Religious Materiality in the Early Modern World
Amsterdam University Press
This collection of essays offers a comparative perspective on religious materiality across the early modern world. Setting out from the premise that artefacts can provide material evidence of the nature of early modern religious practices and beliefs, the volume tests and challenges conventional narratives of change based on textual sources. Religious Materiality in the Early Modern World brings together scholars of Catholic, Protestant, Jewish, Islamic and Buddhist practices from a range of fields, including history, art history, museum curatorship and social anthropology. The result is an unprecedented account of the wealth and diversity of devotional objects and environments, with a strong emphasis on cultural encounters, connections and exchanges.
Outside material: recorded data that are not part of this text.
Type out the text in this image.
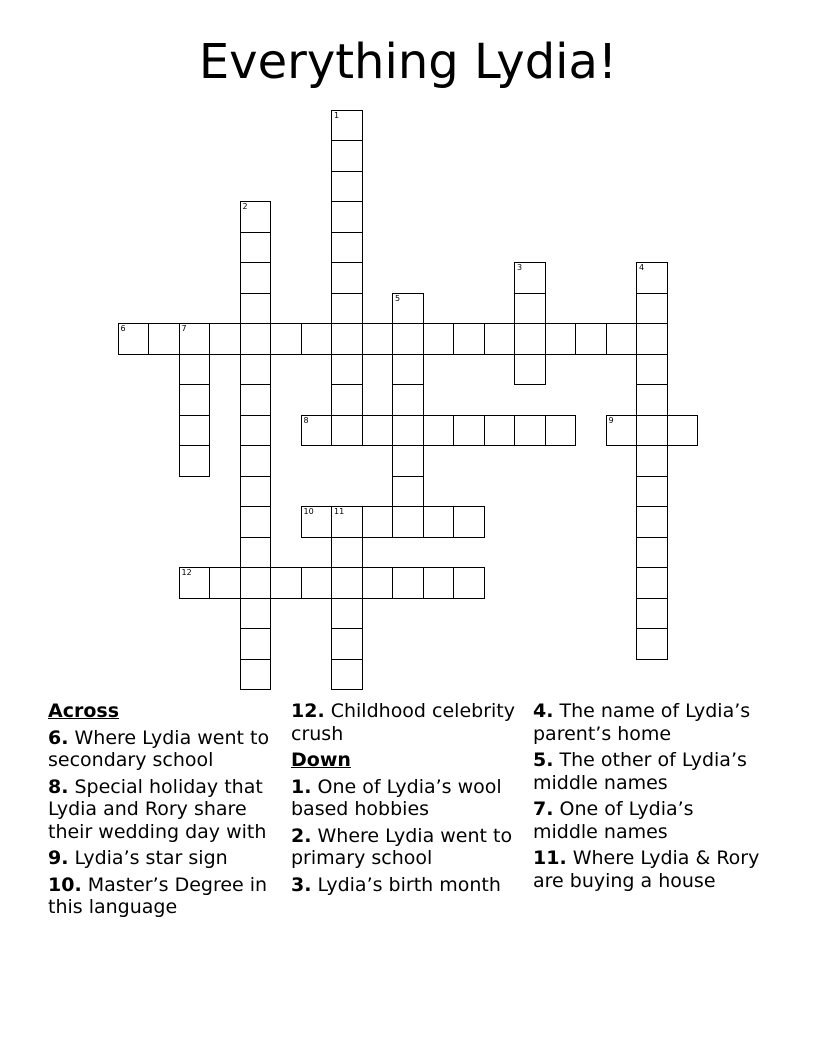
Everything Lydia!
1
2
3	4
5
6	7
8	9
10	11
12
Across
6. Where Lydia went to secondary school
8. Special holiday that Lydia and Rory share their wedding day with
9. Lydia’s star sign
10. Master’s Degree in this language
12. Childhood celebrity crush
Down
1. One of Lydia’s wool based hobbies
2. Where Lydia went to primary school
3. Lydia’s birth month
4. The name of Lydia’s parent’s home
5. The other of Lydia’s middle names
7. One of Lydia’s middle names
11. Where Lydia & Rory are buying a house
[Suzanna Ivanic](https://www.kent.ac.uk/history/people/397/ivanic-suzanna) is Lecturer in Early Modern European History at the University of Kent. Her research focuses on religion and material culture in central Europe and she has published on religious material culture and on travelogues in early modern Bohemia. She is currently working on a monograph on the religious materiality of seventeenth-century Prague.
[Mary Laven](https://firstname.lastname@example.org) is Professor of Early Modern History at the University of Cambridge. While she has published on many different aspects of religion, her recent work has focused especially on the material culture of devotion. In 2017, she co-curated the exhibition, Madonnas and Miracles: The Holy Home in Renaissance Italy at the Fitzwilliam Museum.
[Andrew Morrall](https://www.bgc.bard.edu/people/53/andrew-morrall) is Professor of Early Modern Art and Material Culture at the Bard Graduate Center, New York. He has written widely on the visual and material culture of the Reformation and, most recently, on urban craft productions and the Kunstkammer. His publications include Jörg Breu the Elder: Art, Culture and Belief in Reformation Augsburg.